Authentic and detailed methods of Korean spicy cabbage?

Ingredients: Chinese cabbage, white radish, onion, apple and pear

Accessories: salt crab sauce, fine pepper noodles, glutinous rice flour, green onions, sugar, ginger and garlic, and korean chili sauce.

1. Prepare an oil-free and clean basin and add 50g salt.

2. Cut the cabbage into six equal parts.

3. Add a proper amount of cold water to the basin and stir it into salt water, then add Chinese cabbage.

4. You can press a heavy object on it and marinate it for 8- 10 hour.

5. The sauerkraut softens and drains for ten minutes.

6. Mix glutinous rice flour with water.

7. Add an appropriate amount of water to the pot, pour in the glutinous rice paste, and cook until it becomes sticky, becoming glutinous rice paste.

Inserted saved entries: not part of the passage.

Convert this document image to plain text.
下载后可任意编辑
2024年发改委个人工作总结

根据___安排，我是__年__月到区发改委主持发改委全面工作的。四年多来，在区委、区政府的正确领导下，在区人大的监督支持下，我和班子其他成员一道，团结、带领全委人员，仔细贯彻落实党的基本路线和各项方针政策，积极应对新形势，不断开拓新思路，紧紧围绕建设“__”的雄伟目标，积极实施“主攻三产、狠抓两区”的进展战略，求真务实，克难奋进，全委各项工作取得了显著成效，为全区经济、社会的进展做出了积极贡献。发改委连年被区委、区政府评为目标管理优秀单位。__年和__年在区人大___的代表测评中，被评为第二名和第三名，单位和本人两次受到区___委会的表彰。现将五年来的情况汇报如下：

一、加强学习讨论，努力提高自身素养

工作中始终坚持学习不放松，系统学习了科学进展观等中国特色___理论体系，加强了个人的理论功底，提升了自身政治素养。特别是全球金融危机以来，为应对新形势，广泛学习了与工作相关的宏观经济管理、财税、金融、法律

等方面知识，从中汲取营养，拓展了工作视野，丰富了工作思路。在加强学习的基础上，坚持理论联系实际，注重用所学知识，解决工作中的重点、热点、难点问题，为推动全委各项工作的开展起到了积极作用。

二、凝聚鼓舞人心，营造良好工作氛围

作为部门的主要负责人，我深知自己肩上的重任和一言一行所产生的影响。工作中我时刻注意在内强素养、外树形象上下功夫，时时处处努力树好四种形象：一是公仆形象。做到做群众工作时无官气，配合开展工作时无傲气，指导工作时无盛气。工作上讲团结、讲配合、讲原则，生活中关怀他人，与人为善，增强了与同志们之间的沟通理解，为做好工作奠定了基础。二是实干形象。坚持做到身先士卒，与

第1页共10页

8. Prepare seasoning ingredients.

9. Peel and cut apples and pears, and put them into a blender with ginger, garlic and onion.

10. Then stir into mud.

1 1.

12. Pour Chili powder into the cold glutinous rice lake.

13. Add sugar.

14. Add white radish, onion and mixed mud.

Add crab paste.

16. Add Korean hot sauce.

17. Add Korean syrup.

18. Stir them all evenly to become Chili sauce.

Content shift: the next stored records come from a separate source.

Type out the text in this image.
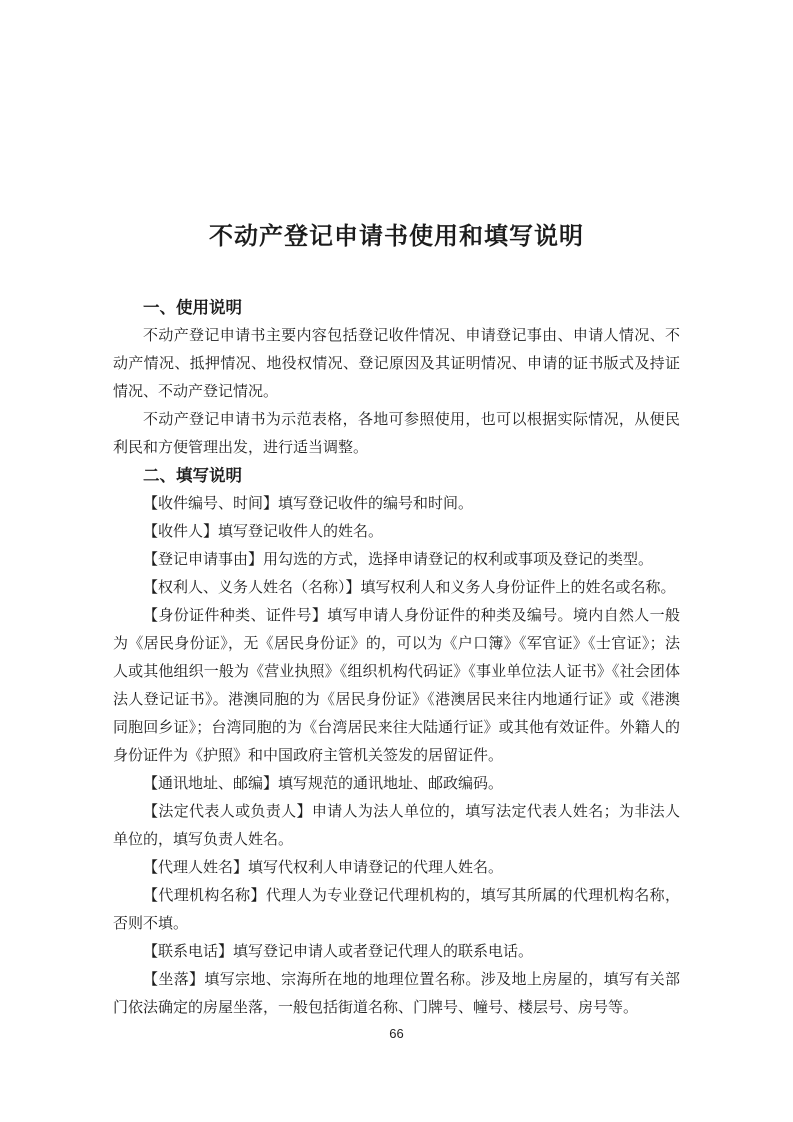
不动产登记申请书使用和填写说明
一、使用说明

不动产登记申请书主要内容包括登记收件情况、申请登记事由、申请人情况、不动产情况、抵押情况、地役权情况、登记原因及其证明情况、申请的证书版式及持证情况、不动产登记情况。

不动产登记申请书为示范表格，各地可参照使用，也可以根据实际情况，从便民利民和方便管理出发，进行适当调整。

二、填写说明

【收件编号、时间】填写登记收件的编号和时间。

【收件人】填写登记收件人的姓名。

【登记申请事由】用勾选的方式，选择申请登记的权利或事项及登记的类型。

【权利人、义务人姓名（名称）】填写权利人和义务人身份证件上的姓名或名称。

【身份证件种类、证件号】填写申请人身份证件的种类及编号。境内自然人一般为《居民身份证》，无《居民身份证》的，可以为《户口簿》《军官证》《士官证》；法人或其他组织一般为《营业执照》《组织机构代码证》《事业单位法人证书》《社会团体法人登记证书》。港澳同胞的为《居民身份证》《港澳居民来往内地通行证》或《港澳同胞回乡证》；台湾同胞的为《台湾居民来往大陆通行证》或其他有效证件。外籍人的身份证件为《护照》和中国政府主管机关签发的居留证件。

【通讯地址、邮编】填写规范的通讯地址、邮政编码。

【法定代表人或负责人】申请人为法人单位的，填写法定代表人姓名；为非法人单位的，填写负责人姓名。

【代理人姓名】填写代权利人申请登记的代理人姓名。

【代理机构名称】代理人为专业登记代理机构的，填写其所属的代理机构名称，否则不填。

【联系电话】填写登记申请人或者登记代理人的联系电话。

【坐落】填写宗地、宗海所在地的地理位置名称。涉及地上房屋的，填写有关部门依法确定的房屋坐落，一般包括街道名称、门牌号、幢号、楼层号、房号等。

66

19. Then put the prepared Chili sauce on each piece of cabbage.

20. All the cabbages should be smeared evenly.

2 1. Put the spicy cabbage in a fresh-keeping box, seal it and refrigerate it for 3-5 days before eating.

skill

Chinese cabbage is easier to taste when it is cut into small equal parts and pickled.

When cabbage is soaked in light salt water, the container must be clean and oil-free, and it is best to press some heavy objects on it to make cabbage absorb salt better.

Cabbage must be soaked for enough time to soften before going on to the next process, so that the spicy cabbage has no taste of lettuce and tastes better.

I use crab sauce. If not, I can also make it with shrimp sauce.

Pickled spicy cabbage is actually edible, but fermented spicy cabbage tastes better, usually about 3 days is the best.